Con la nomina dei tre saggi – Andrea Tomat, Andrea Bolla e Carmela Colajacovo – parte ufficialmente la corsa che porterà alla designazione del nuovo presidente di Confindustria. Il punto di arrivo è fissato nel 21 maggio quando l’assemblea degli associati sarà chiamata a pronunciarsi sul nome che avrà avuto il maggior numero di consensi nella seduta del Consiglio generale in programma il 26 marzo.
In questi giorni sarà quindi possibile verificare la solidità delle autocandidature, che dovranno essere sostenute da almeno il 10 per cento dei voti assembleari, o constatare il formarsi di candidature spontanee che per essere prese in considerazione dovranno raggiungere il 20 per cento delle preferenze. Insomma, siamo alla prova della verità.
Secondo quanto si è detto o fatto trapelare fin qui, al nastro di partenza si schiereranno in quattro. In ordine alfabetico: il presidente di Assolombarda Carlo Bonomi, la vicepresidente di Confindustria Licia Mattioli, il numero uno dei FederlegnoArredo Emanuele Orsini, il presidente dell’associazione di Brescia Giuseppe Pasini. L’industriale del caffè Andrea Illy si riserva di giocare in seconda battuta.
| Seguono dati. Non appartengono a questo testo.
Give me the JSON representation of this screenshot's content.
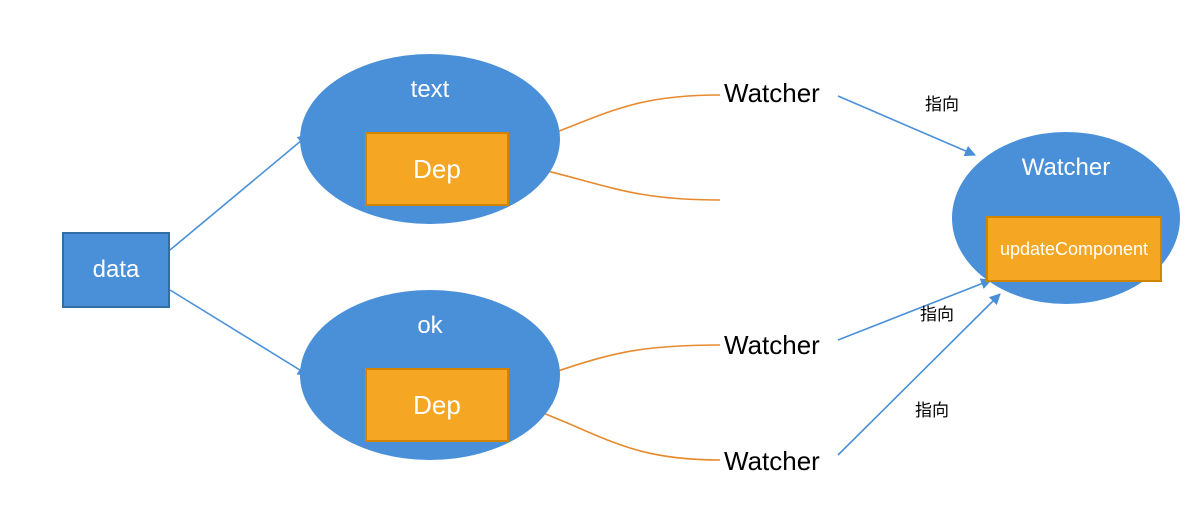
{
  "nodes": {
    "data": {
      "label": "data"
    },
    "textEllipse": {
      "title": "text",
      "depLabel": "Dep"
    },
    "okEllipse": {
      "title": "ok",
      "depLabel": "Dep"
    },
    "watcherEllipse": {
      "title": "Watcher",
      "boxLabel": "updateComponent"
    }
  },
  "watchers": {
    "w1": "Watcher",
    "w2": "Watcher",
    "w3": "Watcher"
  },
  "pointingLabels": {
    "p1": "指向",
    "p2": "指向",
    "p3": "指向"
  },
  "colors": {
    "blueFill": "#4A90D9",
    "blueBorder": "#2F6FA3",
    "orangeFill": "#F5A623",
    "orangeBorder": "#D08400",
    "arrowBlue": "#4A90D9",
    "connectorOrange": "#E78A2E"
  }
}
I territori di origine degli sfidanti sono quattro: Lombardia (Bonomi e Pasini), Piemonte (Mattioli), Trentino (Illy) ed Emilia-Romagna (Orsini). La particolarità della competizione sta nel fatto che tutti i concorrenti finora conosciuti hanno numeri e meriti da poter esibire. E dimostrano una voglia di partecipazione che per la Confederazione di viale dell’Astronomia è un’indubbia dimostrazione di vitalità.
Va considerato, inoltre, che almeno quattro dei cinque aspiranti presidenti fanno attualmente parte della squadra di Boccia: Bonomi e Pasini sono alla testa rispettivamente dei Comitati tecnici per il Fisco e l’Energia, Mattioli è molto attiva come vice con la delega all’internazionalizzazione, Orsini è a capo di una delle categorie più importanti del sistema e del prestigioso Salone del Mobile di Milano.
A seguito del lavoro di ascolto e sondaggio assegnato ai saggi, si capirà verso chi potrà andare il maggior numero di simpatie. Quindi, chi avrà una credibile possibilità di catturare il voto della maggioranza dei membri del Consiglio generale cui è delegata, in definitiva, la scelta dell’uomo o della donna che avrà l’onore e l’onere di guidare per quattro anni la prima organizzazione imprenditoriale del Paese.
Appare evidente che una griglia di partenza così affollata – e che in teoria potrebbe diventare ancora più folta – porterà a intese e accorpamenti prima del possibile ballottaggio tra i pretendenti che saranno riusciti ad assorbire le preferenze di chi deciderà di abbandonare il campo: per definire il prossimo presidente di Confindustria sarà fondamentale il gioco delle alleanze.
Considerando la qualità dei candidati e anche le premesse, sarà una competizione interessante. Ciascuno dei partecipanti dovrà e potrà esporre il suo programma ed è davvero difficile immaginare che possano discostarsi di molto dal solco attuale se si deve dare credito a quanto dichiarato finora da ognuno di loro: centralità della questione industriale, rilancio degli investimenti a partire dalle infrastrutture, crescita, apertura dei mercati, attenzione ai giovani, taglio delle tasse, contesto europeo.